Carlos: "Leyla Güven’in direnişi Almanya’da devrimci hareketin büyük kesimi tarafından, aktif dayanışma göstermeleri bir yana, görmezlikten geliniyor. Almanya’da ve Avrupa’da bir devrimci olarak bu açlık grevi direnişinde yer almayı çağımızın en önemli güncel görevi olarak görüyorum."

Eylem: "Büyük bir direngenlikle hedefe kilitlenmiş olarak direnişimizi sürdürüyoruz. Avrupa’nın birçok noktasında açlık grevlerinin taleplerini yaymaya çalışıyoruz. Tecrit işkencesine karşı eylemlerimiz bundan sonra da sürecek." 

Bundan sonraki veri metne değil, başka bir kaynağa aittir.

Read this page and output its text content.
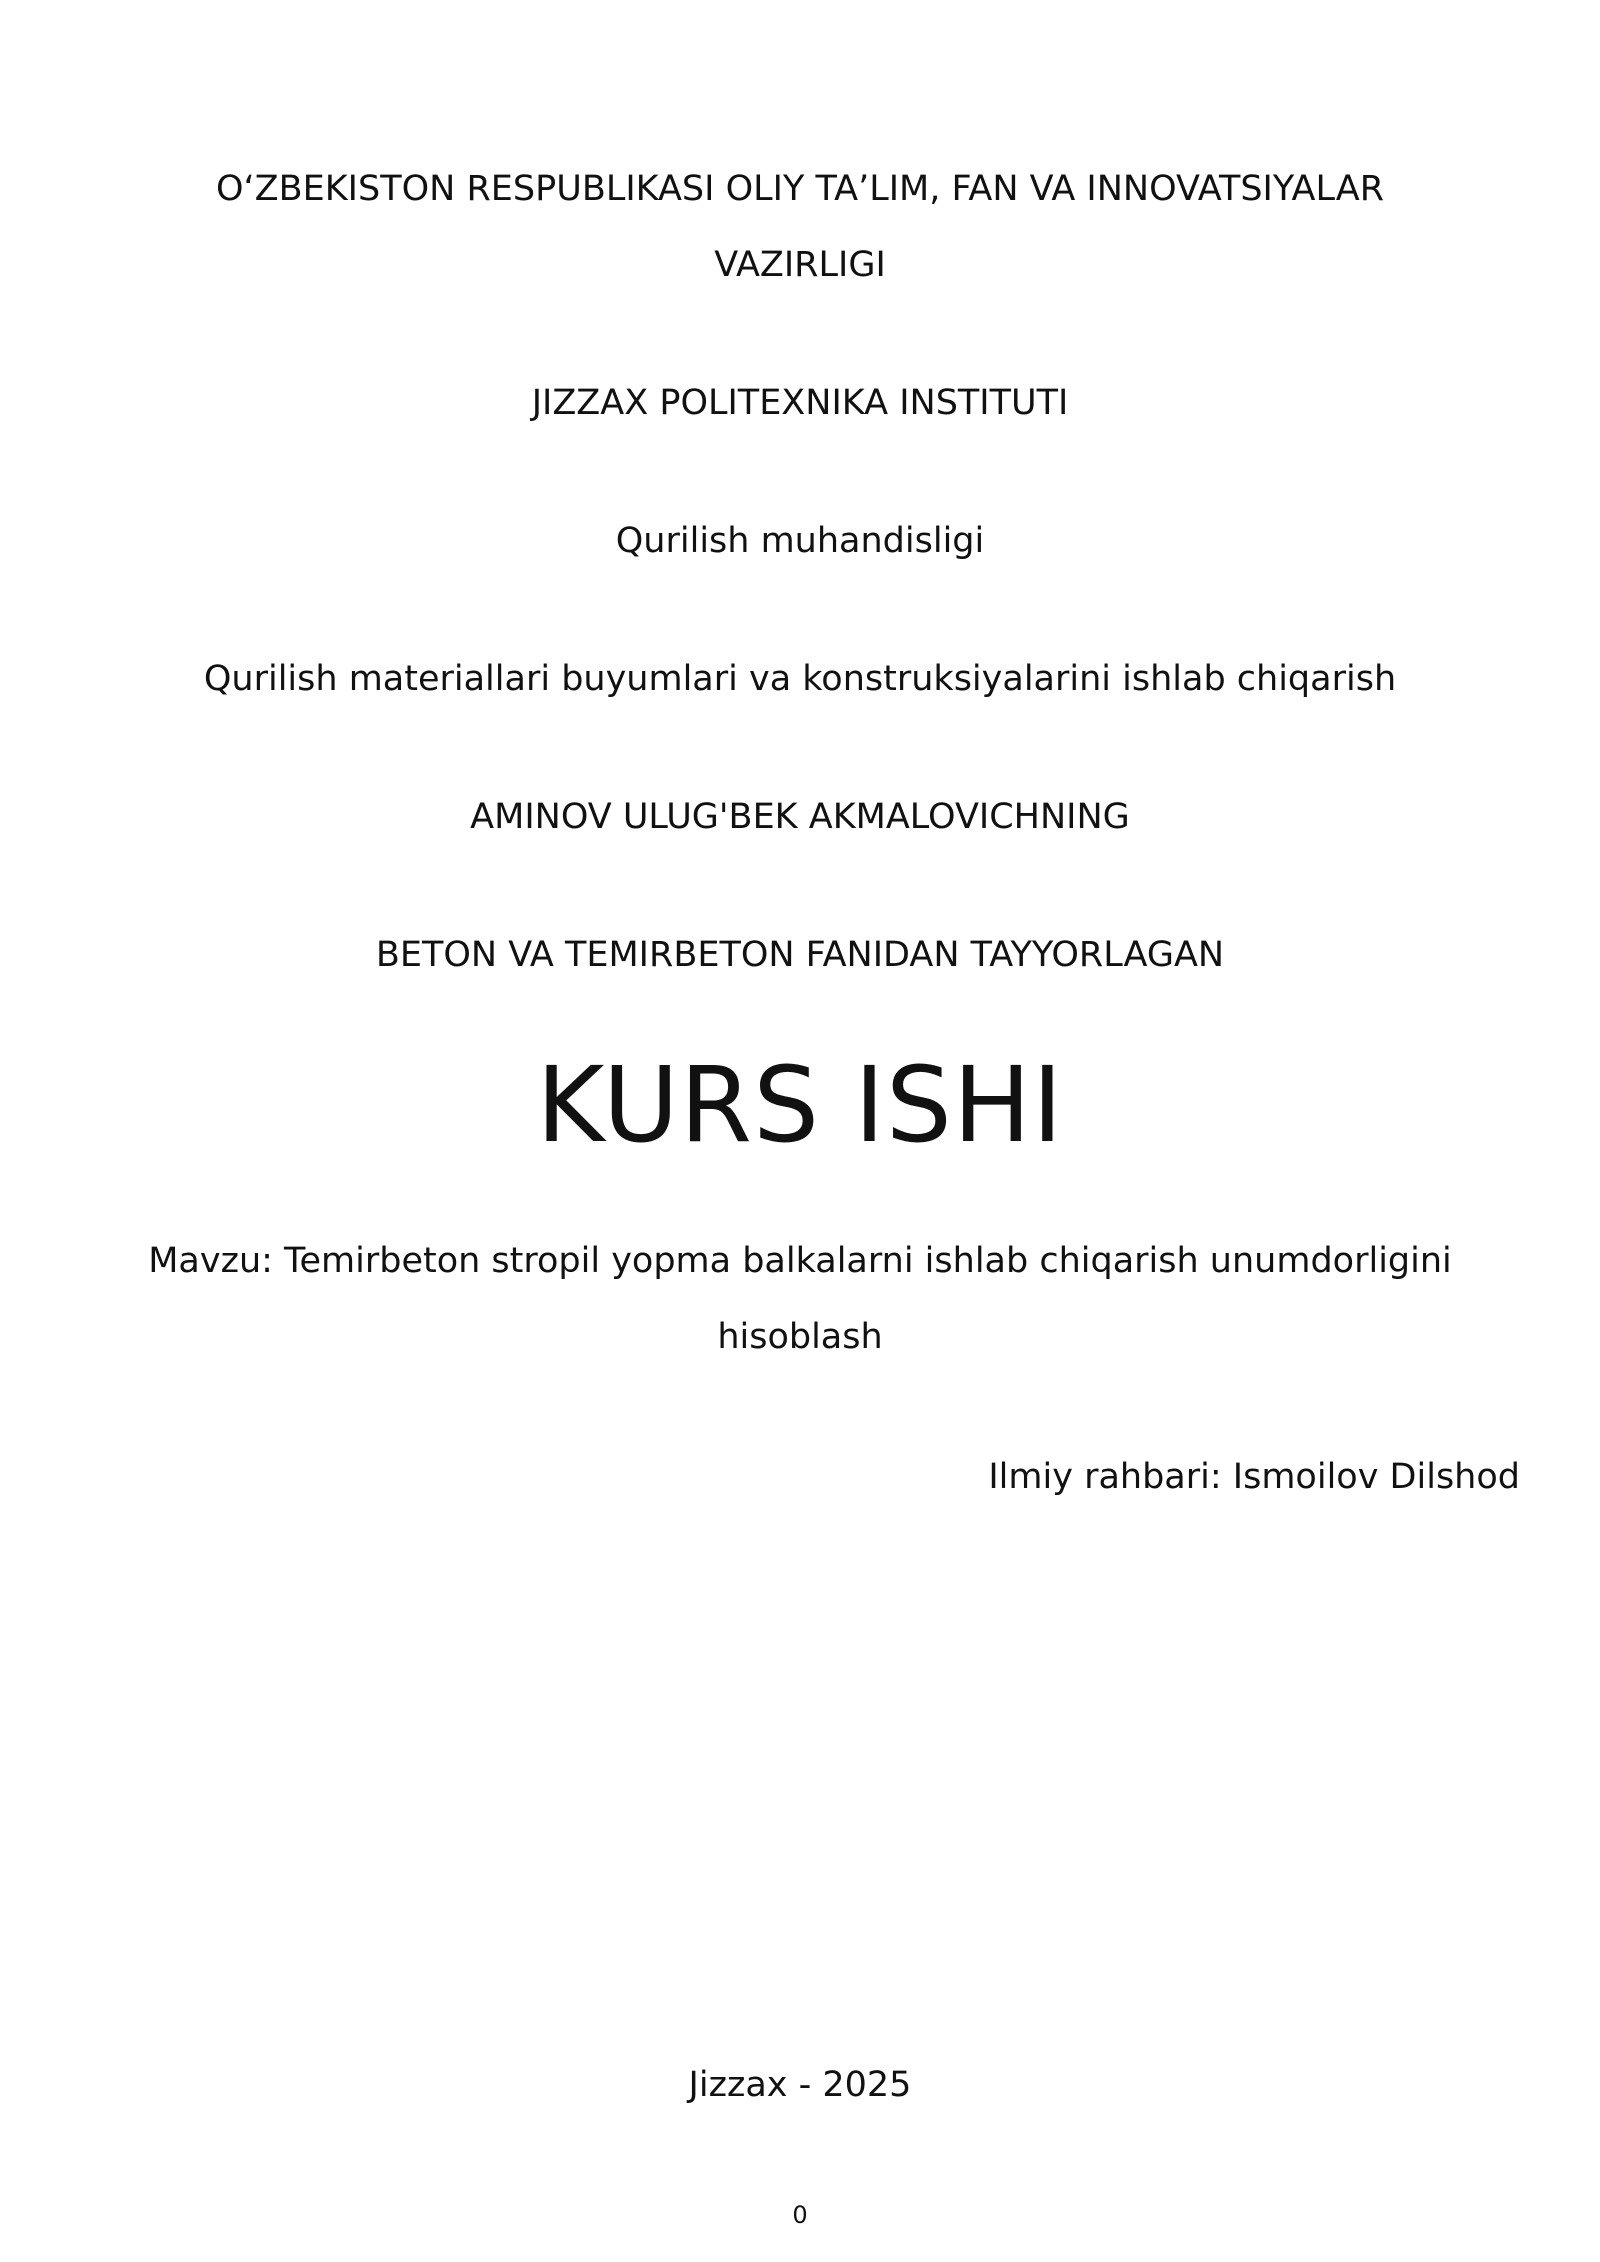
O‘ZBEKISTON RESPUBLIKASI OLIY TA’LIM, FAN VA INNOVATSIYALAR
VAZIRLIGI
JIZZAX POLITEXNIKA INSTITUTI
Qurilish muhandisligi
Qurilish materiallari buyumlari va konstruksiyalarini ishlab chiqarish
AMINOV ULUG'BEK AKMALOVICHNING
BETON VA TEMIRBETON FANIDAN TAYYORLAGAN
KURS ISHI
Mavzu: Temirbeton stropil yopma balkalarni ishlab chiqarish unumdorligini
hisoblash
Ilmiy rahbari: Ismoilov Dilshod
Jizzax - 2025
0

BASKLI ENDİKA: KÜRTLER ENTERNASYONALİZMİ YAŞIYOR

Daha önce Katalonya-Barcelona’da yaşayan Basklı Endika ise şunları ifade etti:

"Adım Endika, 33 yaşındayım Sosyal pedagogum. Bask ülkesindenim. Şimdi Almanya‘da yaşıyorum.

Ben Kürt sorununu birçok farklı kaynaktan tanıdım. Yıllar önce İspanya‘dan Afganistan‘a kadar bir bisiklet turu yaptım ve bu turda Türkiye ve Kürdistan’dan geçtim. Kürdistan’daki durumu, yaşamı gördüm. Geri döndüğümde Kürt halkının mücadelesine destek sunmaya karar verdim. Almanya‘ya geldiğimde bunu pratiğe geçirmenin olanaklarını aradım.

Kürdistan‘da insanların enternasyonalizmi yaşadıklarını gördüm. Onların Bask, Katalan, Filistin halkının mücadelesini tanıdıklarını gördüm. Gördüğüm bu enternasyonalizmi ben de burada hayata geçirmeye karar verdim.

Buradaki eylemi tesadüfen öğrendim, bilgi aldım, amacının doğru olduğuna inandım ve katılmaya karar verdim.

İlk defa 2 günü aşan açlık grevi yapıyorum. Bask ülkesinde tutsakların açlık grevleri çokça yaşandı. Dışarıda da dayanışma açlık grevleri yapıldı. 18 yaşında gençler 2 günlük açlık grevine girip okula gidiyorlardı. Yakalarına açlık grevinde olduklarınnı gösteren bir işaret takıyorlardı ve böylece açlık grevini okula ve sokağa taşıyorlardı. Böylesi grevlere katıldım.

Burada Diyarbakır, Silopi vb. yerlerde gördüğüm kolektivizmi ve ortamı gördüm ve aynı zamanda yaşıyorum. İnsanlar arasındaki sosyal bağların güçlü olduğunu, bunu politik mücadenin bir parçası olarak yaşadıklarını gördüm.

Ben Barcelona‘da katıldığım çeşitli toplantılarda yaşı ilerlemiş tecrübeli yoldaşların toplantıya geldiğini, geldiğinde her şeyiyle mücadeleyi düşünen, derin analizler yapan insanlar gördüm. Buradaki tartışmalarda da yaşlı insanların da aynı içtenlik ve bağlılıkla tartıştıklarını gördüm."